Pub Date : 2024-10-16DOI: 10.1016/j.bjane.2024.844566
Matthanja Bieze , Amir Zabida , Eduarda Schutz Martinelli , Rebecca Caragata , Stella Wang , Jo Carroll , Markus Selzner , Stuart A McCluskey
Introduction
Acute Kidney Injury (AKI) following Liver Transplantation (LT) is associated with prolonged ICU and hospital stay, increased risk of chronic renal disease, and decreased graft survival. Intraoperative hypotension is a modifiable risk factor associated with postoperative AKI. We aimed to determine in which phase of LT hypotension has the strongest association with AKI: the anhepatic or neohepatic phase.
Methods
This retrospective cohort study included adult patients undergoing LT between January 2010 and June 2022. Exclusion criteria were re-do or combined transplantations, preoperative dialysis, and early graft failure or death. Primary outcome was AKI as defined by KDIGO. Hypotension was Mean Arterial Pressure (MAP) below predefined thresholds in minutes. Risk adjusted logistic regression analysis considered hypotension in 3 periods: the total procedure, anhepatic phase, and neohepatic phase.
Results
Our cohort included 1153 patients. The median MELD-NA score was 19 (IQR 11–28), and 412 (35.9%) were living-related donations. AKI occurred in 544 patients (47.2%).
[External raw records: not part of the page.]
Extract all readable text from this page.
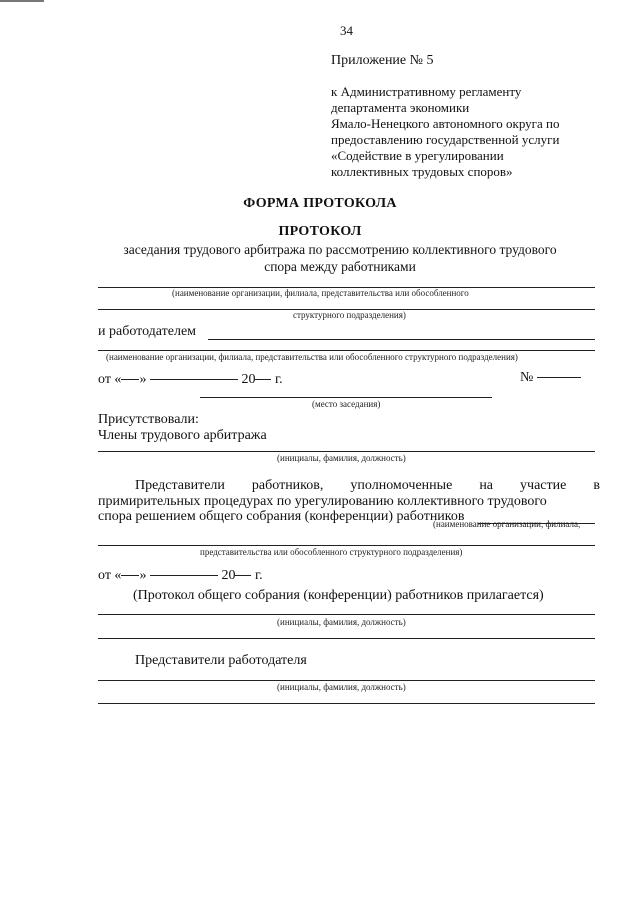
34
Приложение № 5
к Административному регламенту
департамента экономики
Ямало-Ненецкого автономного округа по
предоставлению государственной услуги
«Содействие в урегулировании
коллективных трудовых споров»
ФОРМА ПРОТОКОЛА
ПРОТОКОЛ
заседания трудового арбитража по рассмотрению коллективного трудового
спора между работниками
(наименование организации, филиала, представительства или обособленного
структурного подразделения)
и работодателем
(наименование организации, филиала, представительства или обособленного структурного подразделения)
от « »	20 г.	№
(место заседания)
Присутствовали:
Члены трудового арбитража
(инициалы, фамилия, должность)
Представители работников, уполномоченные на участие в
примирительных процедурах по урегулированию коллективного трудового
спора решением общего собрания (конференции) работников
(наименование организации, филиала,
представительства или обособленного структурного подразделения)
от « »	20 г.
(Протокол общего собрания (конференции) работников прилагается)
(инициалы, фамилия, должность)
Представители работодателя
(инициалы, фамилия, должность)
The unadjusted model showed an association with AKI for MAP < 60 mmHg (OR = 1.011 [1.0, 1.022], p = 0.047) and MAP < 55 mmHg (OR = 1.023 [1.002, 1.047], p = 0.040) in the anhepatic phase, and for MAP < 60 mmHg (OR = 1.032 [1.01, 1.056], p = 0.006) in the neohepatic phase. The adjusted model did not reach significance in the subgroups but did in the total procedure: MAP < 60 mmHg (OR = 1.005 [1.002, 1.008], p < 0.001) and MAP < 55 mmHg (OR = 1.008 [1.003–1.013], p = 0.004).
Conclusion
Intraoperative hypotension is independently associated with AKI following LT. This association is seen during the anhepatic phase. Maintaining MAP above 60 mmHg may improve kidney function after LT.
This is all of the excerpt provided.